How Local Content is Helping SMBs Keep Big Brands at Bay
Posted by ronell-smith
Darren Shaw of Whitespark speaking at Mozcon Local
The gentleman sitting across the table from me at a crowded lunch spot has what he sees as a workable business idea for a local business, a sound plan to get it off the ground, enough funds to weather the ups and downs of the current business climate in his area, and the determination to stick around long enough to be successful.
However, what he doesn’t have are the answers to three questions pertaining to content marketing for his small business:
- “What should I write about?”
- “How do I [rank higher in local SERPs?]”
- “Do I need to use social media? Will it help my brand?”
My heart breaks a little as he looks down to pick at his salad. Not because I don’t like questions, or because the questions are difficult to answer. They aren’t.
In fact, the answer I gave comes from a slogan i learned of in college and have used repeatedly when attempting to get small brands to see the shortest path to success: “Think globally, act locally.”
The SERPs won’t save you
Every brand wants to be No. 1 in the SERPs, or so they think.
What they really want, however, is to be the No. 1 most-chosen brand.
What ultimately matters in the earliest stages of your relationship with prospects is that they see you in the SERPs, recognize your brand for its quality of service and/or excellent products(s), and reward you with a click.
Far too often, however, local brands think too broadly (often as a result of poor keyword selection) and attempt to rank for terms and/or categories they’ll never be able to consistently rank for. All the while, they ignore low-hanging fruit, such as ensuring their Google My Places is up-to-date, their citations are accurate, and prioritizing reviews on third-party sites.
Worse still, even brands that do commit to these efforts too often ignore creating local-specific pages, which can be a tremendous asset for capturing traffic, leads, and driving conversions for local brands.

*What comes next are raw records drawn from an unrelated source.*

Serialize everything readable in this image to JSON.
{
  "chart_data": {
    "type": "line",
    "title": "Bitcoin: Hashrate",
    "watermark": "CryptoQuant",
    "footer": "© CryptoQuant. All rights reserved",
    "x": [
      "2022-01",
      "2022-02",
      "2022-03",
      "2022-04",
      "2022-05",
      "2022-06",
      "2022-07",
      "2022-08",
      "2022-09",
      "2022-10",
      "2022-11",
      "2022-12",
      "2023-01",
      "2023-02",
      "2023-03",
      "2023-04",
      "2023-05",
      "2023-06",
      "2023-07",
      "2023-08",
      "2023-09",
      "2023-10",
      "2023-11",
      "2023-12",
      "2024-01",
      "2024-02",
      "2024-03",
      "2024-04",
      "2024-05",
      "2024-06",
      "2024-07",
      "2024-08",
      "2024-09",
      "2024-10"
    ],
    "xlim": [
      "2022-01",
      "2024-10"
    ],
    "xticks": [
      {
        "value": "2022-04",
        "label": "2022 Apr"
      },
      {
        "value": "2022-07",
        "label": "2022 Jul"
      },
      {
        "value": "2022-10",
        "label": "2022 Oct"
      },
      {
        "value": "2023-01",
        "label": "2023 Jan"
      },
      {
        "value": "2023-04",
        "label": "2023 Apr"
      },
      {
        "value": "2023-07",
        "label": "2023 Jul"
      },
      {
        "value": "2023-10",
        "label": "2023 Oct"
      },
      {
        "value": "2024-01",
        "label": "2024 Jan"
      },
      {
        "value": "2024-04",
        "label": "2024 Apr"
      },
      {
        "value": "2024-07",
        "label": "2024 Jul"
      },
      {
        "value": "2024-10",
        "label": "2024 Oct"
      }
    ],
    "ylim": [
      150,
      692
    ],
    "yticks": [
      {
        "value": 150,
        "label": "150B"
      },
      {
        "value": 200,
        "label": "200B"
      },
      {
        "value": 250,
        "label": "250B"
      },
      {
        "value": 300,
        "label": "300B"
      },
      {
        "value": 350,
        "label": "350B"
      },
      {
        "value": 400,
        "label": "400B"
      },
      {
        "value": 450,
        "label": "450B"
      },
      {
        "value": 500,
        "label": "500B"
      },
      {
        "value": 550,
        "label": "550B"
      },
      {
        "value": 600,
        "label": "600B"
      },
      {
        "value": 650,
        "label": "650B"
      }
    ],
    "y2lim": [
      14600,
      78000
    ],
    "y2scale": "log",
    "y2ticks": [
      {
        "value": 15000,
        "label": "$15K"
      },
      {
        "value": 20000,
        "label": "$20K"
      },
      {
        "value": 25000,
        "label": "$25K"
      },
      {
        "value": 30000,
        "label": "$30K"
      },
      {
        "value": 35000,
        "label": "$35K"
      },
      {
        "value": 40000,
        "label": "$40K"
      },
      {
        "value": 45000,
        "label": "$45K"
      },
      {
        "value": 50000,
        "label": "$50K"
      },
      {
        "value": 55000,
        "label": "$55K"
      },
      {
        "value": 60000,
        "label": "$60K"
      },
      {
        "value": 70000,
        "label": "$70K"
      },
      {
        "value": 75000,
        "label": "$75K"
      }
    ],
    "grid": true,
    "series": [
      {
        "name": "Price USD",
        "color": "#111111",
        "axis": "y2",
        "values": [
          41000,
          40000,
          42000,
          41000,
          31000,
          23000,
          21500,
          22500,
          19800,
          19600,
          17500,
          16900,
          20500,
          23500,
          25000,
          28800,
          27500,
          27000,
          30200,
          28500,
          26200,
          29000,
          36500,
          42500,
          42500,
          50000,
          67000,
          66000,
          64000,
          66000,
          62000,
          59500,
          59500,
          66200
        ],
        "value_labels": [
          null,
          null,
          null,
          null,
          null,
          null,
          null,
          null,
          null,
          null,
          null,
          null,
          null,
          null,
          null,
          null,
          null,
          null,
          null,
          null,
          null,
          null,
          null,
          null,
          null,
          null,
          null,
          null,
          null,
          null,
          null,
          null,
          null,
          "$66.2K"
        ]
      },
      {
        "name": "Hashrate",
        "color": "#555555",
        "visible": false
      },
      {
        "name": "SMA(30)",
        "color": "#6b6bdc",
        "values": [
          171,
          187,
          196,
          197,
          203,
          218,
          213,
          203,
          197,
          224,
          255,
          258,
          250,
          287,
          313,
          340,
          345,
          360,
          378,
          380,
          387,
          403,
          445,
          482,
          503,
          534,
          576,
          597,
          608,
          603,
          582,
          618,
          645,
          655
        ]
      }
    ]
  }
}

Individually, not capitalizing on these areas is bad for brand health; collectively, they amount to leaving the door open to the competition.
And if you’re a small or midsize business (SMB) owner, your focus must be on closing doors to the competition. To do that you’ll need to use your size and the knowledge of your local service area to your advantage.
As I’m wont to say, it’s simple, but it won’t be easy.
Local SEO to the rescue
A few months, I had the distinct pleasure of getting to work with Local SEO expert Mary Bowling as she prepared for Mozcon Local. During a phone conversation, I shared with her my frustration at seeing local brands get pwned by big brands, in large part because the former has all but given up on the quest to be competitive, even when they have wood to throw on the fire.
She agreed that there some holes SMBs are refusing to expose.